The research team has been looking into what has become known as “colony collapse disorder,” when honey bees leave the hive and don’t return.

“I don’t think we really know what we’re up against with colony collapse disorder,” said Sheppard.

But the search for a cause is definitely narrowing. For the past decade, beekeepers have treated their hives with pesticides to combat two kinds of mites that parasitize the bees.

“To keep bees, especially on a commercial level, beekeepers have needed to use some sort of chemical control of these mites,” said Sheppard. “Normally, Varroa mites will kill a colony within two years, if they’re not treated and the use of these pesticides brings with them a risk of accumulation in the wax.”

Honey bees rear their young in waxy honeycomb which is re-used for several years. If pesticides used to control mites build up in the wax, over time they could reach a concentration at which they harm the bees as well.

Sheppard is testing whether something in the honeycomb of a failed colony will carry over and affect the health of a new brood of honey bees.

“We’ve gotten some combs that were from colonies that suffered from colony collapse disorder, and we’ll be doing some experiments to compare them with combs from healthy colonies. We’ll have our [healthy] queens laying eggs on both the collapsed colony combs and the control combs at the same time.”

Sheppard said the study should yield information about the potential role of pesticides in causing colony collapse by the end of the year.

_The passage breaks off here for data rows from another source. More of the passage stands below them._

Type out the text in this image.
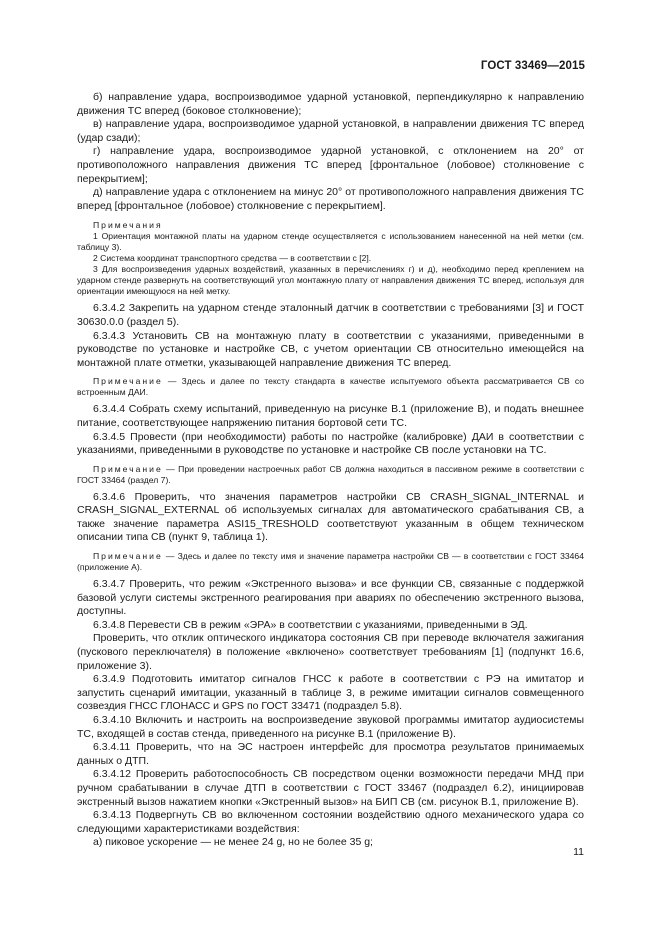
ГОСТ 33469—2015

б) направление удара, воспроизводимое ударной установкой, перпендикулярно к направлению движения ТС вперед (боковое столкновение);

в) направление удара, воспроизводимое ударной установкой, в направлении движения ТС вперед (удар сзади);

г) направление удара, воспроизводимое ударной установкой, с отклонением на 20° от противоположного направления движения ТС вперед [фронтальное (лобовое) столкновение с перекрытием];

д) направление удара с отклонением на минус 20° от противоположного направления движения ТС вперед [фронтальное (лобовое) столкновение с перекрытием].

Примечания

1 Ориентация монтажной платы на ударном стенде осуществляется с использованием нанесенной на ней метки (см. таблицу 3).

2 Система координат транспортного средства — в соответствии с [2].

3 Для воспроизведения ударных воздействий, указанных в перечислениях г) и д), необходимо перед креплением на ударном стенде развернуть на соответствующий угол монтажную плату от направления движения ТС вперед, используя для ориентации имеющуюся на ней метку.

6.3.4.2 Закрепить на ударном стенде эталонный датчик в соответствии с требованиями [3] и ГОСТ 30630.0.0 (раздел 5).

6.3.4.3 Установить СВ на монтажную плату в соответствии с указаниями, приведенными в руководстве по установке и настройке СВ, с учетом ориентации СВ относительно имеющейся на монтажной плате отметки, указывающей направление движения ТС вперед.

Примечание — Здесь и далее по тексту стандарта в качестве испытуемого объекта рассматривается СВ со встроенным ДАИ.

6.3.4.4 Собрать схему испытаний, приведенную на рисунке В.1 (приложение В), и подать внешнее питание, соответствующее напряжению питания бортовой сети ТС.

6.3.4.5 Провести (при необходимости) работы по настройке (калибровке) ДАИ в соответствии с указаниями, приведенными в руководстве по установке и настройке СВ после установки на ТС.

Примечание — При проведении настроечных работ СВ должна находиться в пассивном режиме в соответствии с ГОСТ 33464 (раздел 7).

6.3.4.6 Проверить, что значения параметров настройки СВ CRASH_SIGNAL_INTERNAL и CRASH_SIGNAL_EXTERNAL об используемых сигналах для автоматического срабатывания СВ, а также значение параметра ASI15_TRESHOLD соответствуют указанным в общем техническом описании типа СВ (пункт 9, таблица 1).

Примечание — Здесь и далее по тексту имя и значение параметра настройки СВ — в соответствии с ГОСТ 33464 (приложение А).

6.3.4.7 Проверить, что режим «Экстренного вызова» и все функции СВ, связанные с поддержкой базовой услуги системы экстренного реагирования при авариях по обеспечению экстренного вызова, доступны.

6.3.4.8 Перевести СВ в режим «ЭРА» в соответствии с указаниями, приведенными в ЭД.

Проверить, что отклик оптического индикатора состояния СВ при переводе включателя зажигания (пускового переключателя) в положение «включено» соответствует требованиям [1] (подпункт 16.6, приложение 3).

6.3.4.9 Подготовить имитатор сигналов ГНСС к работе в соответствии с РЭ на имитатор и запустить сценарий имитации, указанный в таблице 3, в режиме имитации сигналов совмещенного созвездия ГНСС ГЛОНАСС и GPS по ГОСТ 33471 (подраздел 5.8).

6.3.4.10 Включить и настроить на воспроизведение звуковой программы имитатор аудиосистемы ТС, входящей в состав стенда, приведенного на рисунке В.1 (приложение В).

6.3.4.11 Проверить, что на ЭС настроен интерфейс для просмотра результатов принимаемых данных о ДТП.

6.3.4.12 Проверить работоспособность СВ посредством оценки возможности передачи МНД при ручном срабатывании в случае ДТП в соответствии с ГОСТ 33467 (подраздел 6.2), инициировав экстренный вызов нажатием кнопки «Экстренный вызов» на БИП СВ (см. рисунок В.1, приложение В).

6.3.4.13 Подвергнуть СВ во включенном состоянии воздействию одного механического удара со следующими характеристиками воздействия:

а) пиковое ускорение — не менее 24 g, но не более 35 g;

11
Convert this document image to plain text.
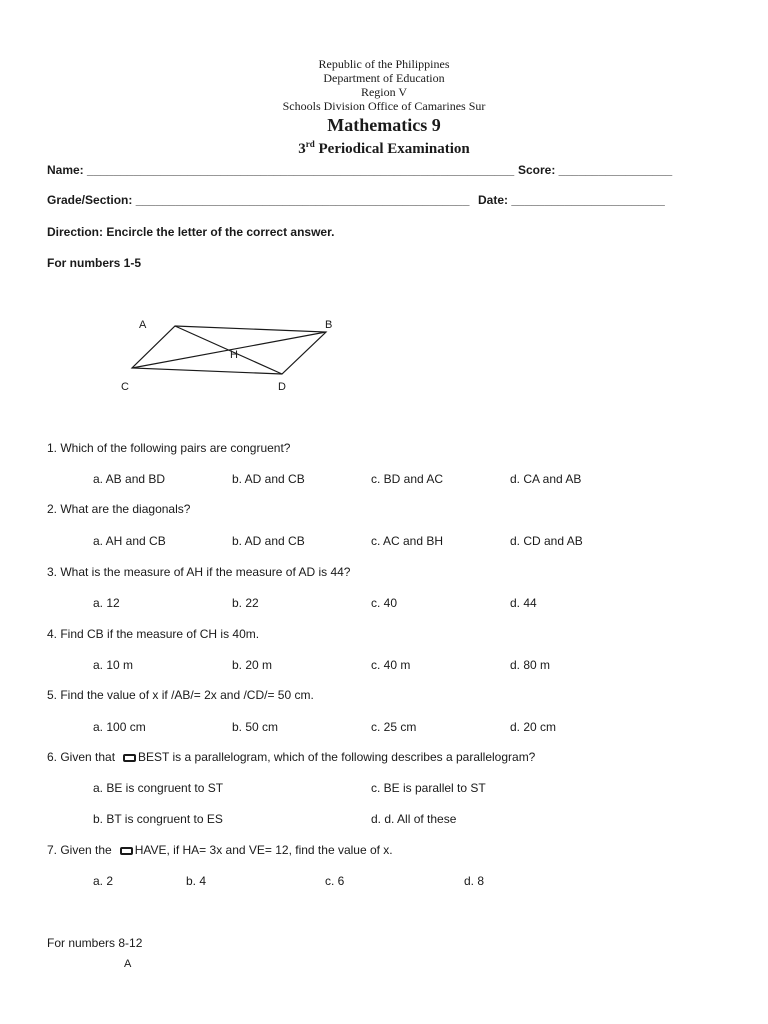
Republic of the Philippines
Department of Education
Region V
Schools Division Office of Camarines Sur
Mathematics 9
3rd Periodical Examination
Name: ________________________________________________________________ Score: _________________
Grade/Section: __________________________________________________ Date: _______________________
Direction: Encircle the letter of the correct answer.
For numbers 1-5
A	B
C	D
H
1. Which of the following pairs are congruent?
a. AB and BD	b. AD and CB	c. BD and AC	d. CA and AB
2. What are the diagonals?
a. AH and CB	b. AD and CB	c. AC and BH	d. CD and AB
3. What is the measure of AH if the measure of AD is 44?
a. 12	b. 22	c. 40	d. 44
4. Find CB if the measure of CH is 40m.
a. 10 m	b. 20 m	c. 40 m	d. 80 m
5. Find the value of x if /AB/= 2x and /CD/= 50 cm.
a. 100 cm	b. 50 cm	c. 25 cm	d. 20 cm
6. Given that BEST is a parallelogram, which of the following describes a parallelogram?
a. BE is congruent to ST	c. BE is parallel to ST
b. BT is congruent to ES	d. d. All of these
7. Given the HAVE, if HA= 3x and VE= 12, find the value of x.
a. 2	b. 4	c. 6	d. 8
For numbers 8-12
A
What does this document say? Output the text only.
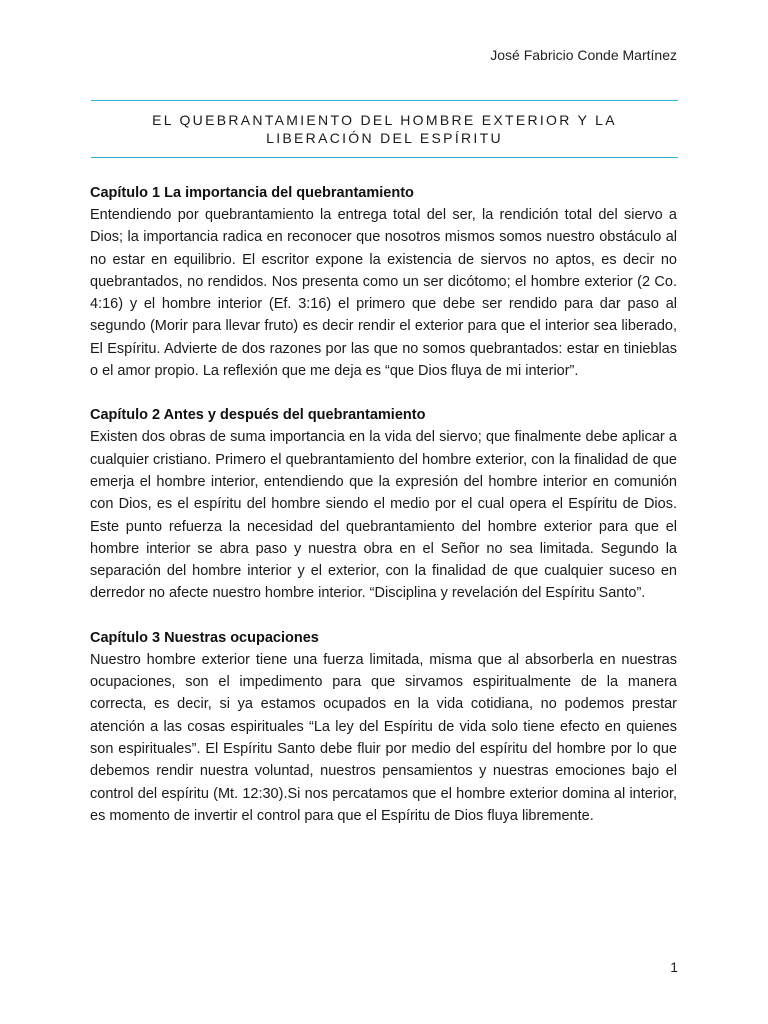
José Fabricio Conde Martínez

EL QUEBRANTAMIENTO DEL HOMBRE EXTERIOR Y LA
LIBERACIÓN DEL ESPÍRITU

Capítulo 1 La importancia del quebrantamiento

Entendiendo por quebrantamiento la entrega total del ser, la rendición total del siervo a Dios; la importancia radica en reconocer que nosotros mismos somos nuestro obstáculo al no estar en equilibrio. El escritor expone la existencia de siervos no aptos, es decir no quebrantados, no rendidos. Nos presenta como un ser dicótomo; el hombre exterior (2 Co. 4:16) y el hombre interior (Ef. 3:16) el primero que debe ser rendido para dar paso al segundo (Morir para llevar fruto) es decir rendir el exterior para que el interior sea liberado, El Espíritu. Advierte de dos razones por las que no somos quebrantados: estar en tinieblas o el amor propio. La reflexión que me deja es “que Dios fluya de mi interior”.

Capítulo 2 Antes y después del quebrantamiento

Existen dos obras de suma importancia en la vida del siervo; que finalmente debe aplicar a cualquier cristiano. Primero el quebrantamiento del hombre exterior, con la finalidad de que emerja el hombre interior, entendiendo que la expresión del hombre interior en comunión con Dios, es el espíritu del hombre siendo el medio por el cual opera el Espíritu de Dios. Este punto refuerza la necesidad del quebrantamiento del hombre exterior para que el hombre interior se abra paso y nuestra obra en el Señor no sea limitada. Segundo la separación del hombre interior y el exterior, con la finalidad de que cualquier suceso en derredor no afecte nuestro hombre interior. “Disciplina y revelación del Espíritu Santo”.

Capítulo 3 Nuestras ocupaciones

Nuestro hombre exterior tiene una fuerza limitada, misma que al absorberla en nuestras ocupaciones, son el impedimento para que sirvamos espiritualmente de la manera correcta, es decir, si ya estamos ocupados en la vida cotidiana, no podemos prestar atención a las cosas espirituales “La ley del Espíritu de vida solo tiene efecto en quienes son espirituales”. El Espíritu Santo debe fluir por medio del espíritu del hombre por lo que debemos rendir nuestra voluntad, nuestros pensamientos y nuestras emociones bajo el control del espíritu (Mt. 12:30).Si nos percatamos que el hombre exterior domina al interior, es momento de invertir el control para que el Espíritu de Dios fluya libremente.

1
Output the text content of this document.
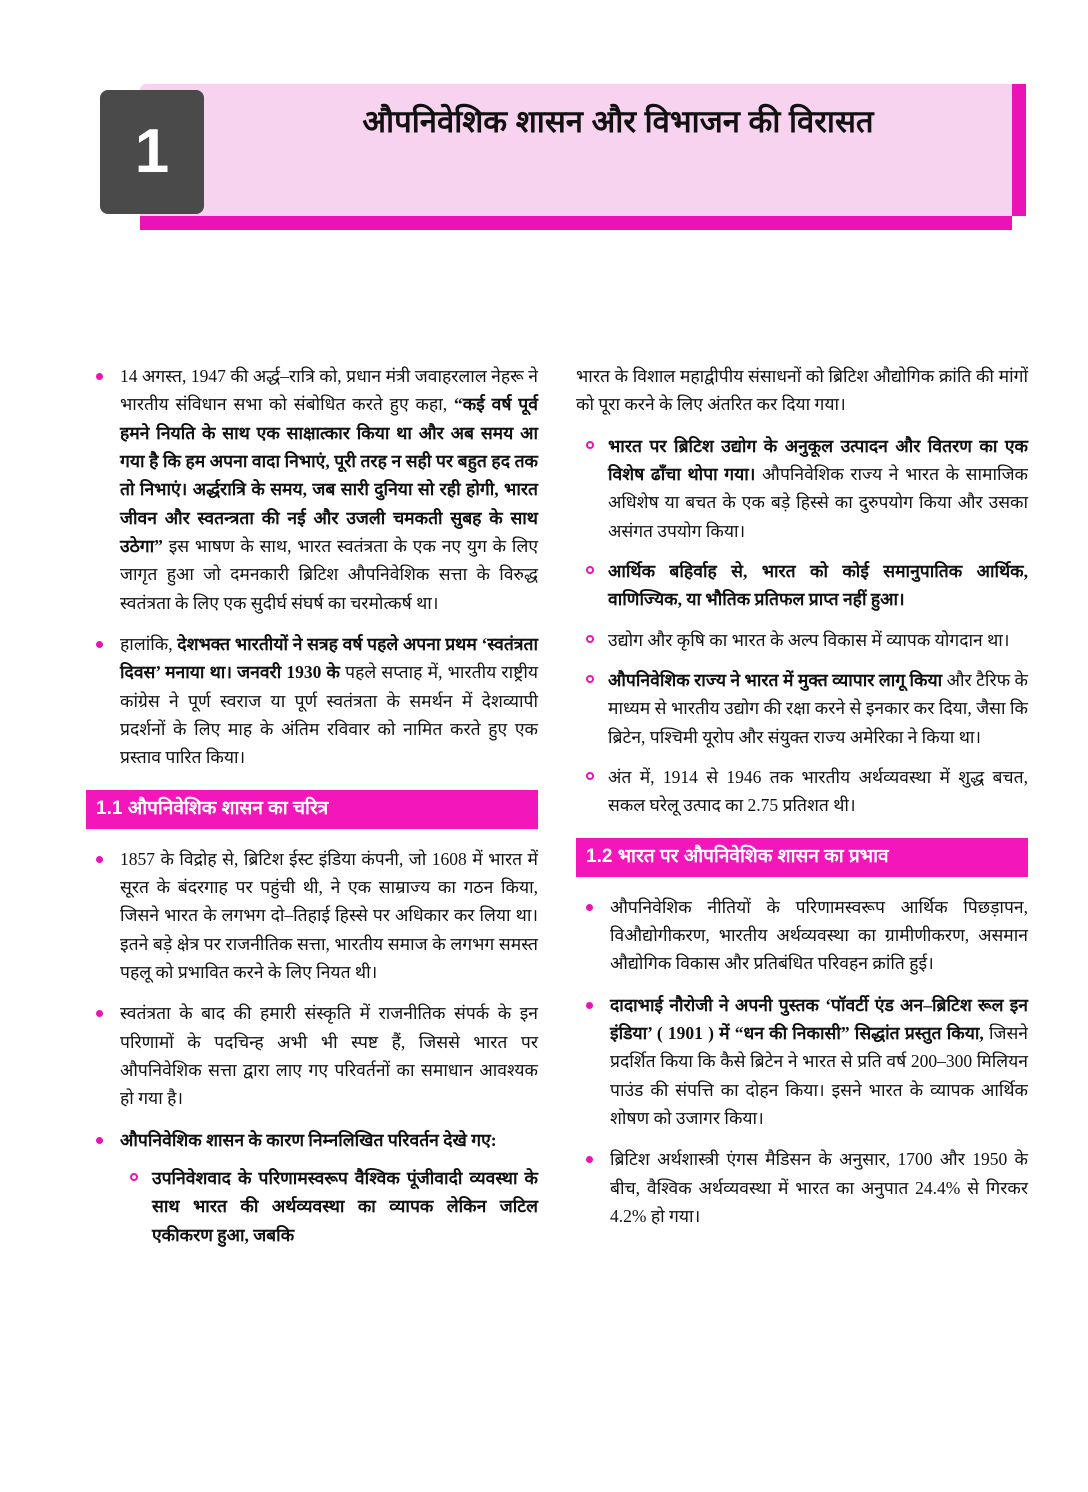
1	औपनिवेशिक शासन और विभाजन की विरासत
14 अगस्त, 1947 की अर्द्ध–रात्रि को, प्रधान मंत्री जवाहरलाल नेहरू ने भारतीय संविधान सभा को संबोधित करते हुए कहा, “कई वर्ष पूर्व हमने नियति के साथ एक साक्षात्कार किया था और अब समय आ गया है कि हम अपना वादा निभाएं, पूरी तरह न सही पर बहुत हद तक तो निभाएं। अर्द्धरात्रि के समय, जब सारी दुनिया सो रही होगी, भारत जीवन और स्वतन्त्रता की नई और उजली चमकती सुबह के साथ उठेगा” इस भाषण के साथ, भारत स्वतंत्रता के एक नए युग के लिए जागृत हुआ जो दमनकारी ब्रिटिश औपनिवेशिक सत्ता के विरुद्ध स्वतंत्रता के लिए एक सुदीर्घ संघर्ष का चरमोत्कर्ष था।
हालांकि, देशभक्त भारतीयों ने सत्रह वर्ष पहले अपना प्रथम ‘स्वतंत्रता दिवस’ मनाया था। जनवरी 1930 के पहले सप्ताह में, भारतीय राष्ट्रीय कांग्रेस ने पूर्ण स्वराज या पूर्ण स्वतंत्रता के समर्थन में देशव्यापी प्रदर्शनों के लिए माह के अंतिम रविवार को नामित करते हुए एक प्रस्ताव पारित किया।
1.1 औपनिवेशिक शासन का चरित्र
1857 के विद्रोह से, ब्रिटिश ईस्ट इंडिया कंपनी, जो 1608 में भारत में सूरत के बंदरगाह पर पहुंची थी, ने एक साम्राज्य का गठन किया, जिसने भारत के लगभग दो–तिहाई हिस्से पर अधिकार कर लिया था। इतने बड़े क्षेत्र पर राजनीतिक सत्ता, भारतीय समाज के लगभग समस्त पहलू को प्रभावित करने के लिए नियत थी।
स्वतंत्रता के बाद की हमारी संस्कृति में राजनीतिक संपर्क के इन परिणामों के पदचिन्ह अभी भी स्पष्ट हैं, जिससे भारत पर औपनिवेशिक सत्ता द्वारा लाए गए परिवर्तनों का समाधान आवश्यक हो गया है।
औपनिवेशिक शासन के कारण निम्नलिखित परिवर्तन देखे गए:
उपनिवेशवाद के परिणामस्वरूप वैश्विक पूंजीवादी व्यवस्था के साथ भारत की अर्थव्यवस्था का व्यापक लेकिन जटिल एकीकरण हुआ, जबकि

भारत के विशाल महाद्वीपीय संसाधनों को ब्रिटिश औद्योगिक क्रांति की मांगों को पूरा करने के लिए अंतरित कर दिया गया।

भारत पर ब्रिटिश उद्योग के अनुकूल उत्पादन और वितरण का एक विशेष ढाँचा थोपा गया। औपनिवेशिक राज्य ने भारत के सामाजिक अधिशेष या बचत के एक बड़े हिस्से का दुरुपयोग किया और उसका असंगत उपयोग किया।
आर्थिक बहिर्वाह से, भारत को कोई समानुपातिक आर्थिक, वाणिज्यिक, या भौतिक प्रतिफल प्राप्त नहीं हुआ।
उद्योग और कृषि का भारत के अल्प विकास में व्यापक योगदान था।
औपनिवेशिक राज्य ने भारत में मुक्त व्यापार लागू किया और टैरिफ के माध्यम से भारतीय उद्योग की रक्षा करने से इनकार कर दिया, जैसा कि ब्रिटेन, पश्चिमी यूरोप और संयुक्त राज्य अमेरिका ने किया था।
अंत में, 1914 से 1946 तक भारतीय अर्थव्यवस्था में शुद्ध बचत, सकल घरेलू उत्पाद का 2.75 प्रतिशत थी।
1.2 भारत पर औपनिवेशिक शासन का प्रभाव
औपनिवेशिक नीतियों के परिणामस्वरूप आर्थिक पिछड़ापन, विऔद्योगीकरण, भारतीय अर्थव्यवस्था का ग्रामीणीकरण, असमान औद्योगिक विकास और प्रतिबंधित परिवहन क्रांति हुई।
दादाभाई नौरोजी ने अपनी पुस्तक ‘पॉवर्टी एंड अन–ब्रिटिश रूल इन इंडिया’ ( 1901 ) में “धन की निकासी” सिद्धांत प्रस्तुत किया, जिसने प्रदर्शित किया कि कैसे ब्रिटेन ने भारत से प्रति वर्ष 200–300 मिलियन पाउंड की संपत्ति का दोहन किया। इसने भारत के व्यापक आर्थिक शोषण को उजागर किया।
ब्रिटिश अर्थशास्त्री एंगस मैडिसन के अनुसार, 1700 और 1950 के बीच, वैश्विक अर्थव्यवस्था में भारत का अनुपात 24.4% से गिरकर 4.2% हो गया।
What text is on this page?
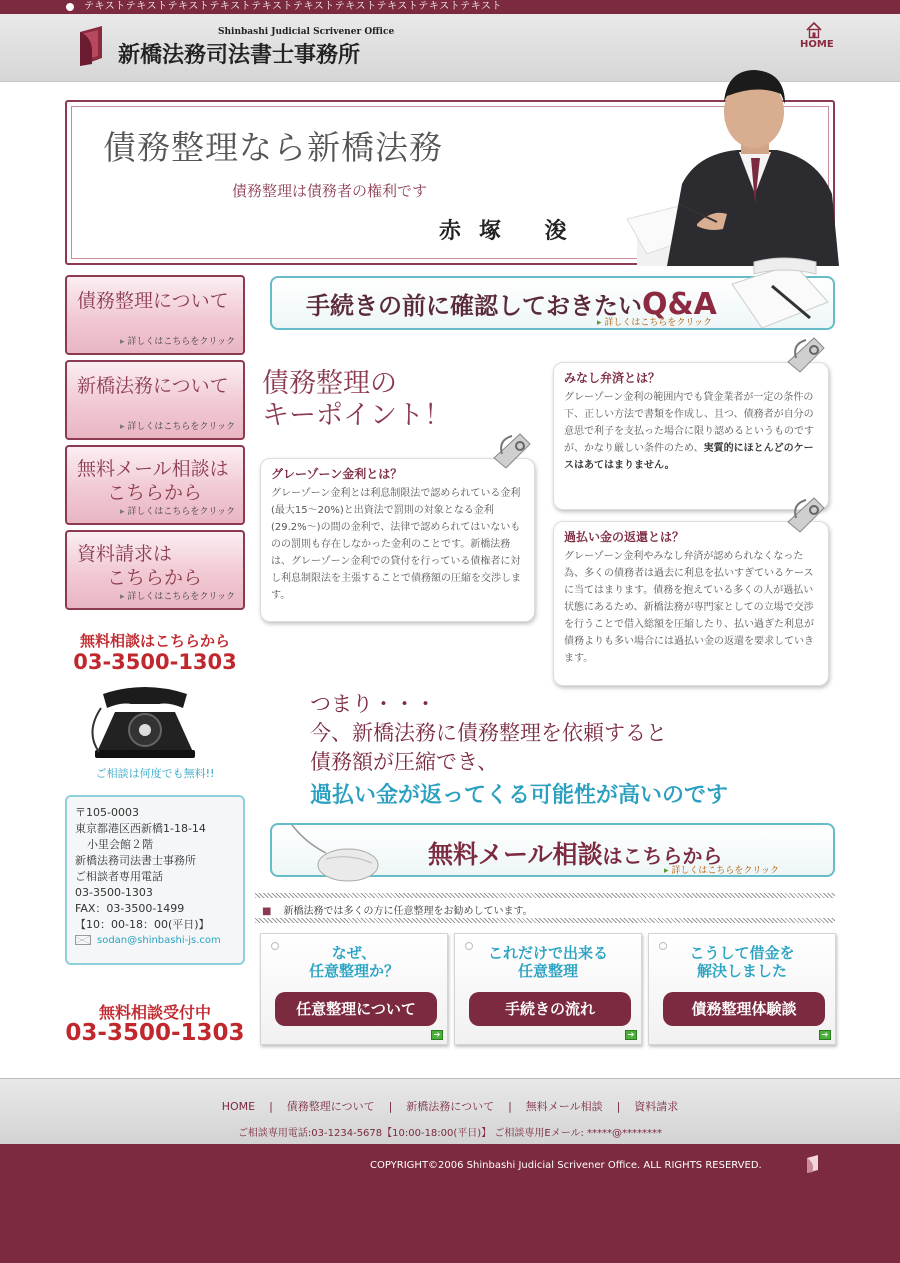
テキストテキストテキストテキストテキストテキストテキストテキストテキストテキスト
Shinbashi Judicial Scrivener Office
新橋法務司法書士事務所	HOME
債務整理なら新橋法務
債務整理は債務者の権利です
赤塚 浚
債務整理について
▸ 詳しくはこちらをクリック
新橋法務について
▸ 詳しくはこちらをクリック
無料メール相談は
こちらから
▸ 詳しくはこちらをクリック
資料請求は
こちらから
▸ 詳しくはこちらをクリック
無料相談はこちらから
03-3500-1303
ご相談は何度でも無料!!
〒105-0003
東京都港区西新橋1-18-14
小里会館２階
新橋法務司法書士事務所
ご相談者専用電話
03-3500-1303
FAX：03-3500-1499
【10：00-18：00(平日)】
sodan@shinbashi-js.com
無料相談受付中
03-3500-1303
手続きの前に確認しておきたいQ&A
▸ 詳しくはこちらをクリック
債務整理の
キーポイント！
グレーゾーン金利とは？
グレーゾーン金利とは利息制限法で認められている金利(最大15～20%)と出資法で罰則の対象となる金利(29.2%～)の間の金利で、法律で認められてはいないものの罰則も存在しなかった金利のことです。新橋法務は、グレーゾーン金利での貸付を行っている債権者に対し利息制限法を主張することで債務額の圧縮を交渉します。
みなし弁済とは？
グレーゾーン金利の範囲内でも貸金業者が一定の条件の下、正しい方法で書類を作成し、且つ、債務者が自分の意思で利子を支払った場合に限り認めるというものですが、かなり厳しい条件のため、実質的にほとんどのケースはあてはまりません。
過払い金の返還とは？
グレーゾーン金利やみなし弁済が認められなくなった為、多くの債務者は過去に利息を払いすぎているケースに当てはまります。債務を抱えている多くの人が過払い状態にあるため、新橋法務が専門家としての立場で交渉を行うことで借入総額を圧縮したり、払い過ぎた利息が債務よりも多い場合には過払い金の返還を要求していきます。
つまり・・・
今、新橋法務に債務整理を依頼すると
債務額が圧縮でき、
過払い金が返ってくる可能性が高いのです
無料メール相談はこちらから
▸ 詳しくはこちらをクリック
■ 新橋法務では多くの方に任意整理をお勧めしています。
なぜ、
任意整理か？
任意整理について
➔
これだけで出来る
任意整理
手続きの流れ
➔
こうして借金を
解決しました
債務整理体験談
➔
HOME | 債務整理について | 新橋法務について | 無料メール相談 | 資料請求
ご相談専用電話:03-1234-5678【10:00-18:00(平日)】 ご相談専用Eメール: *****@********
COPYRIGHT©2006 Shinbashi Judicial Scrivener Office. ALL RIGHTS RESERVED.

Sheppard said honey bees could also be exposed to pesticides during their foraging flights, if they visit fields and gardens that were recently treated with the chemicals. That source of exposure has been a concern for beekeepers since pesticides came into wide use in the 1950s, he said.

Honey bee health is crucial to the nation’s farmers and fruit growers, who rely on honey bees to pollinate crops such as apples, cranberries and watermelons. Together, honey bee pollinated crops are worth more than $9 billion a year to the American economy.

While mass-produced crops like wheat and corn are pollinated by wind, some 90 cultivated flowering crops rely mostly on honeybees. According to a Cornell University study, honeybees pollinate every third bite of food ingested by Americans.